Paul Rockstroh an seine Ehefrau am 13.01.1916 (3.2011.2334)

 

Russland, 13.1.16



Liebe Grete u. Kinder!
Ich schreib Dir gestern einen Brief, ebenso vorgestern. Gestern bat ich Dich, liebe Grete, um Zusendung eines Paares Fausthandschuhe u. Pulswärmer.
Die Kälte hält hier an, doch hat sich der Wind gelegt. Heute Vorm. hatten wir einen kleinen Übungsmarsch, der uns besser gefiel als das Exerzieren. Heute Abend sollen wir nun das 1. Mal wieder Packete bekommen. Hoffentlich sind da mehrere von Euch dabei.
Vergangene Nacht habe ich so darüber nachgedacht, wie es sich ermöglichen ließe, daß ich mal auf Urlaub käme. Hierzu wäre aber eine amtliche Bescheinigung notwendig, denn es sind noch soviel in unserer Kompanie, die länger im Felde sind als ich und auch noch nicht auf Urlaub waren. Da dachte ich nun daran, daß ich vom Hafen aus auf eine Zeit von 8 Wochen – ¼ Jahr reklamiert werden könnte. Der Hafen hat doch ohne Zweifel sogenannte Kriegslieferungen auszuführen und könnte ja Herr Eichler angeben, daß zu deren Abwicklung die anwesenden Kräfte nicht ausreichten, andere Hilfe aber nicht zu beschaffen wäre u. er mich deshalb auf vorgenannte Zeit beurlaubt haben möchte. Ich könnte ja deswegen direkt an Herrn Eichler herantreten, möchte aber den Schein vermeiden, als ob ich, wie Paul Richter, das Soldatenleben nicht zu ertragen vermöchte. Auch würde mir, wie bereits gesagt, eine Beurlaubung von 8 – 13 Wochen genügen, in der Zwischenzeit könnte sich ja manches ereignen. Vielleicht hörst Du deswegen mal.
Sollte sich nun dieser Weg nicht gangbar erweisen, so hätte ich noch eine Möglichkeit. Du klagst ja immer über Deinen Kopf u. daß Du keine Gedanken hättest. Vielleicht nimmst Du mal deswegen mit Figge Rücksprache u. könnte er evtl. ein Attest darüber ausstellen, daß sich Deine „Gemütskrankheit“ so verschlimmert hätte, daß die längere Anwesenheit Deines Mannes zur Wiederherstellung Deiner Gesundheit erforderlich wäre. Ich kann mich hierüber in diesem Brief aus begreiflichen Gründen nicht näher auslassen. Dieses Attest müßte dann wieder beglaubigt werden u. könnte hierbei vielleicht Major Placke einige Worte mit beifügen.
Ich würde mich ja zu sehr freuen, wenn ich wieder mal einige Zeit bei Dir, liebes Gretel, u. unseren Kindern sein könnte.
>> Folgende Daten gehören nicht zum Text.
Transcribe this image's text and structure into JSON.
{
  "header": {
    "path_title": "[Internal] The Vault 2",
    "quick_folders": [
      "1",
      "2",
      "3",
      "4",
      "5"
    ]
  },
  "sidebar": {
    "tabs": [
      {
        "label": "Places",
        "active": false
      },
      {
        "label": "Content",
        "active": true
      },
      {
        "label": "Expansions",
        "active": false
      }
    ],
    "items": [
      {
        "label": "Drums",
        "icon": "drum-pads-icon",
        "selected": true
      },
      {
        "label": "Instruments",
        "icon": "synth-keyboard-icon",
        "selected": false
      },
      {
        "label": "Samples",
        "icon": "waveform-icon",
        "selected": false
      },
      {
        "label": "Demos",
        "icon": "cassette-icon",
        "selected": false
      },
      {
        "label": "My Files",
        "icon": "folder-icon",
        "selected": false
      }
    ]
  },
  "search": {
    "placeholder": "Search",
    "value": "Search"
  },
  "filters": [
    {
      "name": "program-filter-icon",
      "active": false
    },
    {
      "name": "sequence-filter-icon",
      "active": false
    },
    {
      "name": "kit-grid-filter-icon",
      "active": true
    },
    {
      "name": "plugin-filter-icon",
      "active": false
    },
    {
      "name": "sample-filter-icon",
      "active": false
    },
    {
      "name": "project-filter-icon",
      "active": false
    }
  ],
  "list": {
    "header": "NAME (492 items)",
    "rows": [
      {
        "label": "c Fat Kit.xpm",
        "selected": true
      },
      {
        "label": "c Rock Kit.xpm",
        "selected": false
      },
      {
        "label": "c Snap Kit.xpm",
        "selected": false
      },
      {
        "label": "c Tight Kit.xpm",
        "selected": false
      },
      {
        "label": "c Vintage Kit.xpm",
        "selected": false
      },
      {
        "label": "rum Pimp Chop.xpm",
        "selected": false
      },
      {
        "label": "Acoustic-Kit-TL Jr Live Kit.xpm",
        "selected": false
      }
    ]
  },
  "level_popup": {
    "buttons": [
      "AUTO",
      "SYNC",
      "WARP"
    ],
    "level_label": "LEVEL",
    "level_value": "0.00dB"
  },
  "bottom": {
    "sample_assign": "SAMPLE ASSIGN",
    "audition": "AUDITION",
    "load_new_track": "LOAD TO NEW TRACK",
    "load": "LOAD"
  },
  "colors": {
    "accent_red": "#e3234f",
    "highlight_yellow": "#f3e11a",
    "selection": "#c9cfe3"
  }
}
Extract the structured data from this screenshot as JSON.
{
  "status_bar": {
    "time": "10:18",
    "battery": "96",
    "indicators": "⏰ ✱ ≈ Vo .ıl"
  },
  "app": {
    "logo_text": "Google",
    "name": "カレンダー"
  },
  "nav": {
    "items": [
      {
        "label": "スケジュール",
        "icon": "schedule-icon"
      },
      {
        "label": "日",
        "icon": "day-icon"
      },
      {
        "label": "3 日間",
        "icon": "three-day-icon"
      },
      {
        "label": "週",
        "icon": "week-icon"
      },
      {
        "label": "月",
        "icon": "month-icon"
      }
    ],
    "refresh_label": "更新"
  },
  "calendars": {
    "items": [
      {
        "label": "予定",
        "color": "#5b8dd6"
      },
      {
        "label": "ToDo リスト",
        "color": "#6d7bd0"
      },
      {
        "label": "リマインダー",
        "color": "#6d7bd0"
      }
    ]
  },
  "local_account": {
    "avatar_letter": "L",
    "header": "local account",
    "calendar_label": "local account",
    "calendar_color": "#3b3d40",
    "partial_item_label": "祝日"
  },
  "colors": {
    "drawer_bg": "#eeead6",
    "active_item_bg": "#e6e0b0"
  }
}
Manchmal hat man eine richtige Sehnsucht nach Hause u. ich kann es begreiflich finden, wenn hierbei Jemand den Kopf u. seine Überlegung verliert u. auf eigene Faust verschwindet. Wenn man nun schon die langen Jahre immer zusammen gewesen ist u. sich so aneinander gewöhnt hat, dann gehört tatsächlich eine große Überwindung dazu, wenn man eine so lange Trennung ertragen will. Sieh zu, liebes Gretel, was Du in dieser Sache machen kannst, Du wirst schon das Richtige finden. Hier draußen kann man auch keinen klaren Gedanken fassen.
So geht hier alles seinen gewohnten Gang. Es kann sein, daß wir am 17.1. zum Schanzen kommen. - Schreibe mit bitte recht bald über meinen Vorschlag. Euch Alle herzliche Grüße
von Eurem Papa.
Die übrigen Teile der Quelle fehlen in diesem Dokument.